Malaury Valck et Constance Landureau : LA NUIT LEUR APPARTIENT 

Pour ce dossier spécial, François Berthier retrouve Malaury Valck et Constance Landureau, les deux actrices principales de son premier long métrage, La nuit n’en finit plus, actuellement en recherche de distribution, pour une discussion à bâtons rompus autour du cinéma. 

François Berthier : Quel est votre premier rapport au cinéma ? 

Constance Landureau : Pour moi, le cinéma, c’est plus une histoire familiale qu’une sortie. Petite, je n’allais pas forcément au cinéma, mais on regardait beaucoup de films à la maison. On achetait des DVD, on regardait des films avec mes parents, mes frères, ou j’en regardais même seule. Impossible de me souvenir du premier film que j’ai vu, parce que j’ai l’impression d’en avoir toujours regardé, même avant d’en avoir vraiment conscience. Donc, c’était tout le temps, tous les jours. Impossible d’en choisir un. Il y en a trop. En fait, je regardais souvent les mêmes films en boucle, c’était mon quotidien. Du coup, je n’ai jamais eu cette idée du cinéma comme une sortie exceptionnelle, c’était juste quelque chose de normal, un rituel quotidien.
Malaury Valck : Pareil, très peu de sorties cinéma, pour des raisons familiales. Mais nous, on téléchargeait les films plutôt que de les acheter. D’ailleurs, je le fais encore… Non, je ne peux pas dire ça (rires).

Qu’est-ce qui vous a donné envie de faire du cinéma ?

Constance : Au début, je ne savais même pas que ça pouvait être un métier. Pour moi, le cinéma, c’était juste des films qu’on regardait, un produit fini. Et un jour, ma mère m’a dit que si j’en avais envie, je pouvais peut-être jouer dans les films. Alors, j’ai commencé à chercher des castings. Ça s’est fait assez naturellement. À 13 ou 14 ans, j’ai passé mon premier casting pour un film de Michael Haneke. Je ne l’ai pas eu, évidemment, je n’avais aucune expérience. Mais c’est comme ça que j’ai trouvé mon agence, que j’ai commencé à faire des castings, et que j’ai découvert que ça me plaisait. J’adorais écouter et suivre les indications d’un réalisateur.

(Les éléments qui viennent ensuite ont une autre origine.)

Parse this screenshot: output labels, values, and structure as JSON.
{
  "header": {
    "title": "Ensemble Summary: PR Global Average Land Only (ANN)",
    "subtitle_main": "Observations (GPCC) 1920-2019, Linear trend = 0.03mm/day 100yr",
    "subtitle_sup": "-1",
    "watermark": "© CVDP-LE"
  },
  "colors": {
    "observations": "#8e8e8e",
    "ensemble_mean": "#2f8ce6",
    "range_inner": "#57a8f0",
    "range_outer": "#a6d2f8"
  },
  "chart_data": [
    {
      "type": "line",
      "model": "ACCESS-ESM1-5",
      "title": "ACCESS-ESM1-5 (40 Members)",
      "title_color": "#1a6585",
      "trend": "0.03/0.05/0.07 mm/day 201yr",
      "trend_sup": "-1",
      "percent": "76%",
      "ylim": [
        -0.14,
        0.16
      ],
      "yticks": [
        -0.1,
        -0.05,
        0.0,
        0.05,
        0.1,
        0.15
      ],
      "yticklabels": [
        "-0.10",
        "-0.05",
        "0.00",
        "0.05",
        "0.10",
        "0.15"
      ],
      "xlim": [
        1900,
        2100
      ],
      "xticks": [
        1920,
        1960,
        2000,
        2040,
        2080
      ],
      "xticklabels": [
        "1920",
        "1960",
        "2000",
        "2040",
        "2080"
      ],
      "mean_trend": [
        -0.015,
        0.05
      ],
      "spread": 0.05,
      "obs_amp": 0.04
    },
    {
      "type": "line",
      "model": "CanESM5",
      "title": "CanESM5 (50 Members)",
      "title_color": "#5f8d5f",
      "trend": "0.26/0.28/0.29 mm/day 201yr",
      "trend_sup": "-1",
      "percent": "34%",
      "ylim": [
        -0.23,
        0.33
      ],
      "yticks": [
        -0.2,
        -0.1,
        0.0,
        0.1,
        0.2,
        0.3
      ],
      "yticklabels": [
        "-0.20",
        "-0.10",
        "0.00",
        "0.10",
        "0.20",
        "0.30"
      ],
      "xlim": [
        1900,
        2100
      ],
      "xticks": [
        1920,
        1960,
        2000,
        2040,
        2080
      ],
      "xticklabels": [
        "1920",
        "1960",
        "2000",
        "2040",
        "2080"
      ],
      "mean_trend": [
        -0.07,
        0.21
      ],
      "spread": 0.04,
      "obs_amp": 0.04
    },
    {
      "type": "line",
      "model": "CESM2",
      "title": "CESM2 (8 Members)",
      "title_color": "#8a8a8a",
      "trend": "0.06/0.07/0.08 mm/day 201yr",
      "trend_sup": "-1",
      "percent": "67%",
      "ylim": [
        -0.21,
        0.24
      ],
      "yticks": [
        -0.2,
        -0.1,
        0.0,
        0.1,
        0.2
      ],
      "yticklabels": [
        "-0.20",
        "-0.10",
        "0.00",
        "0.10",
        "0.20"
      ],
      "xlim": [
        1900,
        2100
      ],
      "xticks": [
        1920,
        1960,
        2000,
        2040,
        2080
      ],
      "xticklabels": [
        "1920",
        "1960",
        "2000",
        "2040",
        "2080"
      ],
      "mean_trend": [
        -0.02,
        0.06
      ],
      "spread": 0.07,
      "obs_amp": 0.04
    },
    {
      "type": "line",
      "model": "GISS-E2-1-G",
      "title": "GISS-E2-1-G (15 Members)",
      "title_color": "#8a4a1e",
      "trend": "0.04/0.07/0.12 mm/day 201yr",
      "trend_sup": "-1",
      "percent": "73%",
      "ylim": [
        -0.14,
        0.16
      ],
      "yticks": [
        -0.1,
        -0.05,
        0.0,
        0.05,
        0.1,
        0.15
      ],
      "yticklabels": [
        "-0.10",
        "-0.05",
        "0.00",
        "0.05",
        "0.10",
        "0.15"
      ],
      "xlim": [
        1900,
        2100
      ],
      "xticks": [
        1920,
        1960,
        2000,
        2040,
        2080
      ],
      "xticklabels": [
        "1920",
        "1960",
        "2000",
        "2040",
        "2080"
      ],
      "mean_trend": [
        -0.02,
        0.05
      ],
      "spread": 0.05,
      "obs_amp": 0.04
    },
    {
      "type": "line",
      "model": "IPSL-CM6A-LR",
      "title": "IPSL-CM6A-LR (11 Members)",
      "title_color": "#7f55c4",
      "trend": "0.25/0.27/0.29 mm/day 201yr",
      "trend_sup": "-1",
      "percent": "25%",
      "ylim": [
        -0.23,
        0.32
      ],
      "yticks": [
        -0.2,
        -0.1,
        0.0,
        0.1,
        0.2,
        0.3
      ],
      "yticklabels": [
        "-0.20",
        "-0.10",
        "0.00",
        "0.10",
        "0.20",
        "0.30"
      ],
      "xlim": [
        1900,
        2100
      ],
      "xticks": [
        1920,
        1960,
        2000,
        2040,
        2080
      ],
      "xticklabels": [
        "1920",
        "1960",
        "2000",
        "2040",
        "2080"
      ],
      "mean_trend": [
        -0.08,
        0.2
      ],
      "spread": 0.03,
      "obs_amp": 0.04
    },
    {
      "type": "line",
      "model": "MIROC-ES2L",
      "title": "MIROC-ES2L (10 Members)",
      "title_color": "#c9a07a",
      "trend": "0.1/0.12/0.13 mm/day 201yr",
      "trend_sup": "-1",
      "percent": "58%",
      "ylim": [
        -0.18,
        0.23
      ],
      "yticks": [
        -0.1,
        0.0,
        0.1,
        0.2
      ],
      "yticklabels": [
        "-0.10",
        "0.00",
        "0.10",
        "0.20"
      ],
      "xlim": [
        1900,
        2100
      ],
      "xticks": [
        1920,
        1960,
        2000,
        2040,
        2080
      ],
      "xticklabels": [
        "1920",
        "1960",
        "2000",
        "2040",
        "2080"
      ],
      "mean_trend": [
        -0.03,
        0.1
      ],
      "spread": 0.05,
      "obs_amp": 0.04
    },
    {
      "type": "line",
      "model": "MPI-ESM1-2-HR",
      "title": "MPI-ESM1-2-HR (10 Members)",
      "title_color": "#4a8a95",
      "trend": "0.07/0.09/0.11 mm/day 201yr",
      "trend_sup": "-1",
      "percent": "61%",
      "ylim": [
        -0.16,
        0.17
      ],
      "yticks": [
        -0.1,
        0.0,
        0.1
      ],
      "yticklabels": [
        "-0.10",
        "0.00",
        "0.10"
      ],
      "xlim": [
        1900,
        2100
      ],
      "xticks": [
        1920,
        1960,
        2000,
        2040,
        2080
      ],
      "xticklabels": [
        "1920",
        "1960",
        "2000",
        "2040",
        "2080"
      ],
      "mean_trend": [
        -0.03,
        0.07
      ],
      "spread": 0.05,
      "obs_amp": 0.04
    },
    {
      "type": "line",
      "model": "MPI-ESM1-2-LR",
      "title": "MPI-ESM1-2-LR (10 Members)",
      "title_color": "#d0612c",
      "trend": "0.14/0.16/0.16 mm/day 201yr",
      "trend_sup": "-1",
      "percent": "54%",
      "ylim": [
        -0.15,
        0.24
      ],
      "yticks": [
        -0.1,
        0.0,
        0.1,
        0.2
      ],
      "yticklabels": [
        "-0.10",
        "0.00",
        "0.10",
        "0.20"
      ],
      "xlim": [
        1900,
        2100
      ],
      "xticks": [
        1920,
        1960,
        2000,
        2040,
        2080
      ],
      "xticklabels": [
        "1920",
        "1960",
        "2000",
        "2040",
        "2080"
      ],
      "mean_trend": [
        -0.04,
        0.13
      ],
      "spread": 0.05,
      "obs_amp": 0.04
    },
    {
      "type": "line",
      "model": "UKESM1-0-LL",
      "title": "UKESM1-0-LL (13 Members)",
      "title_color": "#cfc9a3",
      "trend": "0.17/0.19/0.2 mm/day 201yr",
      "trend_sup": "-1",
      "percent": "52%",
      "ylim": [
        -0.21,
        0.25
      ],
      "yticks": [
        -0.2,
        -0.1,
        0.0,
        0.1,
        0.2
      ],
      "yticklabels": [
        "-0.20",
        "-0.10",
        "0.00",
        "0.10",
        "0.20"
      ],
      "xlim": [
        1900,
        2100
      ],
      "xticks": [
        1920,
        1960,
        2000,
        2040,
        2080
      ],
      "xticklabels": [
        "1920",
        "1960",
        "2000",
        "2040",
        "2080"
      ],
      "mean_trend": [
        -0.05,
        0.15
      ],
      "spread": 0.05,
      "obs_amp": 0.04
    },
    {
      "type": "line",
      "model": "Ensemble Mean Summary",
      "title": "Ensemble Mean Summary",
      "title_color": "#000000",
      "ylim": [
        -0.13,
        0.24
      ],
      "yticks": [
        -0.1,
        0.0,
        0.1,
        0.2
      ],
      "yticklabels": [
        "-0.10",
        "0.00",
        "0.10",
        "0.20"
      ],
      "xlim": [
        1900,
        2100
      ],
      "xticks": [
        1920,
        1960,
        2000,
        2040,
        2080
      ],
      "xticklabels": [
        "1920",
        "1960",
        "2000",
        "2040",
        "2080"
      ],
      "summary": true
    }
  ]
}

Malaury : Moi, quand j’étais petite, je jouais toujours la morte dans ma chambre. C’était mon truc. Je m’inventais des scénarios d’aventures, et à la fin, je mourais à chaque fois (rires). Mais ce qui m’a donné envie de faire du cinéma, c’est la musique. De base, je fais du piano, j’écris des morceaux, et en créant de la musique, j’imaginais toujours des scènes, des histoires. À un moment, la musique ne me suffisait plus : il fallait que je crée aussi des images, des scénarios. C’est comme ça que je me suis tournée vers le cinéma.

Qu’as-tu retiré de ton passage à la fac de cinéma ?

Malaury : La fac, c’est un bon endroit pour se faire des contacts, mais pas pour se construire professionnellement dans le cinéma. Si je n’avais pas été dans un atelier à côté, je n’aurais jamais touché une caméra en trois ans. Disons que la fac est une excuse pour rencontrer des gens, mais l’apprentissage, tu le fais ailleurs.

Ce qui t’intéresse, c’est surtout l’écriture ?

Malaury : Oui. Et la création en général, mais vraiment tout. J’adore aussi les costumes, par exemple.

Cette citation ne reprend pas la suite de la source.